Esso non censura la sentenza impugnata, ma direttamente l’avviso di accertamento.
La sentenza impugnata non è oggetto del motivo in esame.
Con il settimo motivo di ricorso, rubricato ‘Violazione e falsa applicazione dell’art. 2697 c.c., in relazione all’art. 360, comma 1, n. 3 c.p.c.’ , la contribuente censura la sentenza impugnata per violazione dell’art. 2697 c.c. In particolare, l’amministrazione non avrebbe assolto l’onere della prova dei fatti esposti nell’avviso di accertamento.
7.1. Il motivo è inammissibile.
Esso è generico, si limita a declamare princìpi di diritto senza calarli nel caso di specie. Si limita a dedurre che i fatti posti a fondamento dell’avviso di accertamento non sono stati provati, senza mettere in condizione il Collegio di comprendere esattamente quali fatti non
siano stati provati e per quale ragione la contribuente ritiene che i fatti non siano stati provati.
Non basta, all’uopo, evocare la sentenza di primo grado e metterla in contrapposizione con la sentenza d’appello, essendo questa l’oggetto del ricorso per cassazione che deve essere specifico nei motivi in cui si articola.
Con l’ottavo motivo di ricorso, rubricato ‘Violazione dell’art. 111, comma 6, Cost., dell’art. 132, comma 2, n. 4 c.p.c., dell’art. 36 del d.lgs. n. 546 del 1992, dell’art. 118 disp. att. c.p.c., nullità della sentenza in relazione all’art. 360, comma 1, nn. 3 e 4 c.p.c.’ , la contribuente censura la sentenza per carenza di motivazione, oltre che per omessa pronuncia e per omesso esame di un fatto storico decisivo e dibattuto tra le parti.
8.1. Il motivo è inammissibile.
Il motivo è formulato in un modo totalmente astratto, tramite la declamazione di princìpi giurisprudenziali, ma non si confronta con la sentenza impugnata e non consente di contestualizzare i vizi denunciati con riferimento ad essa.

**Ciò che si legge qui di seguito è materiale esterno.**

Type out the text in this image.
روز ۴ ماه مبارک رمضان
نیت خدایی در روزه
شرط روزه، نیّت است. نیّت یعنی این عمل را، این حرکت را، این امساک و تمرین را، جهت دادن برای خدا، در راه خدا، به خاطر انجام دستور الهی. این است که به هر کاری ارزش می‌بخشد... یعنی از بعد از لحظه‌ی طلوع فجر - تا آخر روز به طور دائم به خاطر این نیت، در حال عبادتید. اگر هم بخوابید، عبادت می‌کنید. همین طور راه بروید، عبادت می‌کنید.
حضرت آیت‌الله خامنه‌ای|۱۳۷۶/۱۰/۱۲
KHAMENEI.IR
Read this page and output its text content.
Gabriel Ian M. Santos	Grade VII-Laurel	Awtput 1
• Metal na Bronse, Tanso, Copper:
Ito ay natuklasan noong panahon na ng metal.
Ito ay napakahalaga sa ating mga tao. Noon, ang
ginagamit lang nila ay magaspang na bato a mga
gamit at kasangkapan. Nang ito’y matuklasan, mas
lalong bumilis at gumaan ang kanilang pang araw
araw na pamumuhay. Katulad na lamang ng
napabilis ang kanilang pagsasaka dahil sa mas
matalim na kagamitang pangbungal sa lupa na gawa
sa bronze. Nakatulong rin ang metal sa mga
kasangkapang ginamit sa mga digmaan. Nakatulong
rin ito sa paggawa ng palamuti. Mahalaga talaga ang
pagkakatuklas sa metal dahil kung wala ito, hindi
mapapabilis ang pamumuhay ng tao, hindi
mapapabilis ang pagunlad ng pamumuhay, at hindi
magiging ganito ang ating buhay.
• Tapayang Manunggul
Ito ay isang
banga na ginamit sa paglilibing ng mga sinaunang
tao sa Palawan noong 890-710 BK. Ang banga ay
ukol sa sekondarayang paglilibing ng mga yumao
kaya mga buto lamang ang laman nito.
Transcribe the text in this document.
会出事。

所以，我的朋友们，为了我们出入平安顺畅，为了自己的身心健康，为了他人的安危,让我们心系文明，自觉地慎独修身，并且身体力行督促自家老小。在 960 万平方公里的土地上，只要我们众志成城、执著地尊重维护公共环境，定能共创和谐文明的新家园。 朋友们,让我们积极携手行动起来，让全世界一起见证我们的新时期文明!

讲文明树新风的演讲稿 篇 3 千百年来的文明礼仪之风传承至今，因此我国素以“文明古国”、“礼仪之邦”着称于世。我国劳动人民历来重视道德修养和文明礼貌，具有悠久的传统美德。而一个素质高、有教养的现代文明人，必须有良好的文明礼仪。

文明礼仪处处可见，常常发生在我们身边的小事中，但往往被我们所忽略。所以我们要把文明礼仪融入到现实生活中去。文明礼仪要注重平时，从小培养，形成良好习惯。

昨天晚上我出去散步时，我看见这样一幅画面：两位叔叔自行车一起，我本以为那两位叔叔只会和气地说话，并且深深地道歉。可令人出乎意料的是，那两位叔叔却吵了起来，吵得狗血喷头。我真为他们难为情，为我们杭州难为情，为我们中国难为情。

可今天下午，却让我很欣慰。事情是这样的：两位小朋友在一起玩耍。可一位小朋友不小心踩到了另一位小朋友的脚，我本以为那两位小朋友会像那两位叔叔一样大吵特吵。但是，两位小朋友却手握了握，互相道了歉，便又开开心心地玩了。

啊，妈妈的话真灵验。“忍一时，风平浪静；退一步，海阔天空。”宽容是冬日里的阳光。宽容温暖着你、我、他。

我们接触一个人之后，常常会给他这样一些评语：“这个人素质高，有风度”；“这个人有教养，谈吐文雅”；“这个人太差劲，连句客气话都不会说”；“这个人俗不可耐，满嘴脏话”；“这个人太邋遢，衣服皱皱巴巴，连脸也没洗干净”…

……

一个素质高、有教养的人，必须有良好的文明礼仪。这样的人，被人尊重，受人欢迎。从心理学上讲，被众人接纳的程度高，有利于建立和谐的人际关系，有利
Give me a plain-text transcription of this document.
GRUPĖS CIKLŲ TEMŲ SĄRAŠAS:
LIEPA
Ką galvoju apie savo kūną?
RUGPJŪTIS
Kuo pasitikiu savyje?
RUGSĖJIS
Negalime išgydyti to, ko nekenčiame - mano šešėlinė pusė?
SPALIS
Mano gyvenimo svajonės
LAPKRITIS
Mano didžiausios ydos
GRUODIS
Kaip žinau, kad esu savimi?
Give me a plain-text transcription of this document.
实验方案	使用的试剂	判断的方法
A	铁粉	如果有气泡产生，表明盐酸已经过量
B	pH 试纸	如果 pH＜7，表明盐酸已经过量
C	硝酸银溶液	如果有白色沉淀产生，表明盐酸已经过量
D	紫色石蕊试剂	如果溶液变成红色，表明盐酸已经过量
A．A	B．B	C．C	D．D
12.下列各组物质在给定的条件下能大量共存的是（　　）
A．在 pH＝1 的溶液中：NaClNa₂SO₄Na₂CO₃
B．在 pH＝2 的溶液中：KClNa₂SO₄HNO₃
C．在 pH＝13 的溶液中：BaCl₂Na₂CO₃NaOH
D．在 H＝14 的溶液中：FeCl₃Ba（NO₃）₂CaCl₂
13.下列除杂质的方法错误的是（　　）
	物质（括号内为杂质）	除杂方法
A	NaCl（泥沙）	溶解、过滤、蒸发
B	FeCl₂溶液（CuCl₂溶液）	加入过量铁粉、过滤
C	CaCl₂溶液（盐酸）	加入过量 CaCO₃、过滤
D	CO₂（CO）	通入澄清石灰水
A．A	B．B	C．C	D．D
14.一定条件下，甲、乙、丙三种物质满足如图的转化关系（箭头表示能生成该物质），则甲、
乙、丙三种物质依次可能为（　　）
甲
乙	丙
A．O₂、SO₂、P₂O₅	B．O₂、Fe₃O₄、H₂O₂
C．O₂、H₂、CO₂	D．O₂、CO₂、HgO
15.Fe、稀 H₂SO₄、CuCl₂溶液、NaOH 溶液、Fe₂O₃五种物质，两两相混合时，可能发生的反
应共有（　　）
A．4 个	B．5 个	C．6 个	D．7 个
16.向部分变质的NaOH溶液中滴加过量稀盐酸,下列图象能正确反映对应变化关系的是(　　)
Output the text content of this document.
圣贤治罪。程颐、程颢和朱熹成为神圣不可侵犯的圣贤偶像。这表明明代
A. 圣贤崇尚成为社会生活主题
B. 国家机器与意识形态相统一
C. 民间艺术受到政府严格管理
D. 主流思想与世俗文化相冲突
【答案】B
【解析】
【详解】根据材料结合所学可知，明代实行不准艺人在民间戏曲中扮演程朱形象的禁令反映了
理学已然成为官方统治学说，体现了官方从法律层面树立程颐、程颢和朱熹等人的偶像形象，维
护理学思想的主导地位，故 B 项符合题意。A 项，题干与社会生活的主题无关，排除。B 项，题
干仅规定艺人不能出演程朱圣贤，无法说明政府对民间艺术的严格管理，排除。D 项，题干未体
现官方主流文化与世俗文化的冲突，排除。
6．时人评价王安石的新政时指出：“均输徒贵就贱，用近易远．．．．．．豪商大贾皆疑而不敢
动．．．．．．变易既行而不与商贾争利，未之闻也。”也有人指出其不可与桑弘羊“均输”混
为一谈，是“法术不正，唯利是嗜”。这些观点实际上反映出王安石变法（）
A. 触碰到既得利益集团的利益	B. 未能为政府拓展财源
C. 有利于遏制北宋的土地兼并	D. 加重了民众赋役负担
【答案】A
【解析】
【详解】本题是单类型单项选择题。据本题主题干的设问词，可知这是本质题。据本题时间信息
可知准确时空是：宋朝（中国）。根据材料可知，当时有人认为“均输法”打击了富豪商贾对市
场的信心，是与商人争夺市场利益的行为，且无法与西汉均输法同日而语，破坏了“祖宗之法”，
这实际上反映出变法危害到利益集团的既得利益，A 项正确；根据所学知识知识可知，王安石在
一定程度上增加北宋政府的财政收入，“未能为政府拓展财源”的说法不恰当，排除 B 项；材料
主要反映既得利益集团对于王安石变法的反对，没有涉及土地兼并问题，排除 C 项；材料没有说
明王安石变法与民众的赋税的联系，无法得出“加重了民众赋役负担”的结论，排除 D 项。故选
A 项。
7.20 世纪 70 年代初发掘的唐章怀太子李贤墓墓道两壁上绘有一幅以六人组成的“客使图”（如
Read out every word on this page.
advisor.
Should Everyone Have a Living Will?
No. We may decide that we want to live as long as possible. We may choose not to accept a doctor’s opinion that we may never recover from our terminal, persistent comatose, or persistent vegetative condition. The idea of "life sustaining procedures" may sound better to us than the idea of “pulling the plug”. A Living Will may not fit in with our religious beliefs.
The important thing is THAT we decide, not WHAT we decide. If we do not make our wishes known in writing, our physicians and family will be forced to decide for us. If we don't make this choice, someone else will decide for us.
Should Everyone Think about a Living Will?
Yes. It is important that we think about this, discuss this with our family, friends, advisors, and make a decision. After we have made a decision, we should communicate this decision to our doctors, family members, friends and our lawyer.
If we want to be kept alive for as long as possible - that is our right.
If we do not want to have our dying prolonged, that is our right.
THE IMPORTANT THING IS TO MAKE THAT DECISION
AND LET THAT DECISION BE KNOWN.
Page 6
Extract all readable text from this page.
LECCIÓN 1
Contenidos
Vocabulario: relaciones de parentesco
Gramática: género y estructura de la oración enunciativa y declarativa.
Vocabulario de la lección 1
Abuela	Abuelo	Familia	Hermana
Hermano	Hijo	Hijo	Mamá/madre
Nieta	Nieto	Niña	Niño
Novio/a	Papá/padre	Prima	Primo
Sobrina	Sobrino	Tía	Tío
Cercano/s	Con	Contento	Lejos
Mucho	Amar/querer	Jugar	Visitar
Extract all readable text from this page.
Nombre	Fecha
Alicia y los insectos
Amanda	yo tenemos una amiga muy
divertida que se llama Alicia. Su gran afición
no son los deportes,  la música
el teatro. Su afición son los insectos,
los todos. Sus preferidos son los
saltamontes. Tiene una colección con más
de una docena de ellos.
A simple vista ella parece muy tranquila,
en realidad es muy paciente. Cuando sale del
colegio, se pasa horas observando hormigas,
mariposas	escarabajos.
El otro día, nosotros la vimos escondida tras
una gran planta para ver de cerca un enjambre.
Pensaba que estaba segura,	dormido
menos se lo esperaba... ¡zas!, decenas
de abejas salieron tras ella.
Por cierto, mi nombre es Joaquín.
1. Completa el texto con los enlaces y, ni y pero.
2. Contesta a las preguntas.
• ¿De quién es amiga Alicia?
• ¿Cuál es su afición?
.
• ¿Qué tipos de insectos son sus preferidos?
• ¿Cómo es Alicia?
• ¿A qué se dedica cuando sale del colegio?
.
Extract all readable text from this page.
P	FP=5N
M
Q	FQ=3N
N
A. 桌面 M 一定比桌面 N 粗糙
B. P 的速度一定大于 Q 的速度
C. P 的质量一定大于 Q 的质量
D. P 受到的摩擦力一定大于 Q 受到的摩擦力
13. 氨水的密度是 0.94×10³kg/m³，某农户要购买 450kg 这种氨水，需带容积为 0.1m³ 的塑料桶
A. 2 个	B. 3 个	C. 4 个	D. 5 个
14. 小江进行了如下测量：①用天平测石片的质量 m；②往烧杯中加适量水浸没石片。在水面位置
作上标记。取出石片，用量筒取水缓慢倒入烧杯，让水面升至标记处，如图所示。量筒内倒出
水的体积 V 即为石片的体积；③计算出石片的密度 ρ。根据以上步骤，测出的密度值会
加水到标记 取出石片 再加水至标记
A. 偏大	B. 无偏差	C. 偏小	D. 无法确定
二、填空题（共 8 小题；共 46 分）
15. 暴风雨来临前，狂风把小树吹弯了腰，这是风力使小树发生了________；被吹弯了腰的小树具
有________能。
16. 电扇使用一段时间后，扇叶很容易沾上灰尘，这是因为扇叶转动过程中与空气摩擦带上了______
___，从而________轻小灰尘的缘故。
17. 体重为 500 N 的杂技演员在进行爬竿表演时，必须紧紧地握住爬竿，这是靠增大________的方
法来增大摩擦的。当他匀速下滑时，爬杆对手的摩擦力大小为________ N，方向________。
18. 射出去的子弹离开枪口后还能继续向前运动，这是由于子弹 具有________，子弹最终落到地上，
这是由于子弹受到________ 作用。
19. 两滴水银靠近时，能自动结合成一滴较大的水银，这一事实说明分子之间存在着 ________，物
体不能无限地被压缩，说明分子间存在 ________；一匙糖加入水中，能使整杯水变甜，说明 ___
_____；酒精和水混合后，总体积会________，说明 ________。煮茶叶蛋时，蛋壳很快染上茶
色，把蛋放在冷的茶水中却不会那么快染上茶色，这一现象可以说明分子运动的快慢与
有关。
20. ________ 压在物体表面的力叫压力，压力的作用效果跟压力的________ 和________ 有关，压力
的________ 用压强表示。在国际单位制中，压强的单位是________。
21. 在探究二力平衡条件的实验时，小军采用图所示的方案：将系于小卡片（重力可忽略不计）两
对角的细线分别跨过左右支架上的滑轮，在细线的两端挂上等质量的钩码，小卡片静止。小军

Con il nono motivo di ricorso, rubricato ‘ Nullità della sentenza ex artt. 112 c.p.c., 118 disp. att. c.p.c. e 36, comma 2, del d.lgs. n. 546 del 1992, in relazione all’art. 360, comma 1, nn. 3 e 4 c.p.c.’ , la contribuente si duole che la sentenza impugnata sarebbe viziata da ultrapetizione e da omessa pronuncia, oltre che da carenza di motivazione.
9.1. Il motivo è inammissibile.
Esso è completamente apodittico, assertivo e non argomentato e prescinde totalmente dalla sentenza impugnata.
Con il decimo motivo di ricorso, rubricato ‘Violazione e falsa applicazione dell’art. 132 c.p.c., in relazione all’art. 360, comma 1, nn. 3 e 4 c.p.c.’ , la contribuente censura la sentenza per carenza di motivazione apparente, contraddittoria e per omessa pronuncia.
10.1. Il motivo è inammissibile.
Il motivo è formulato in un modo totalmente astratto, tramite la declamazione di princìpi giurisprudenziali, ma non si confronta con la sentenza impugnata e non consente di contestualizzare i vizi denunciati con riferimento ad essa.
In conclusione, il ricorso è inammissibile.
Le spese seguono la soccombenza e sono liquidate in dispositivo. Ai sensi dell’art. 13, comma 1 quater, del d.P.R. n. 115 del 2002, si deve dare atto della sussistenza dei presupposti per il versamento, da parte della ricorrente, dell’ulteriore importo a titolo di contributo unificato pari a quello previsto per il ricorso, a norma del comma 1 bis dello stesso art. 13, se dovuto.
P.Q.M.
Dichiara inammissibile il ricorso.
Condanna la società RAGIONE_SOCIALE al pagamento, in favore dell’Agenzia delle Entrate, alle spese del giudizio, che si liquidano in euro cinquecentotrenta per compensi, oltre alle spese prenotate a debito. Ai sensi dell’art. 13, comma 1 quater, del d.P.R. n. 115 del 2002, d à atto della sussistenza dei presupposti per il versamento, da parte della ricorrente, dell’ulteriore importo a titolo di contributo unificato pari a quello previsto per il ricorso, a norma del comma 1 bis dello stesso art. 13, se dovuto.
Così deciso, in Roma, il 23 maggio 2025.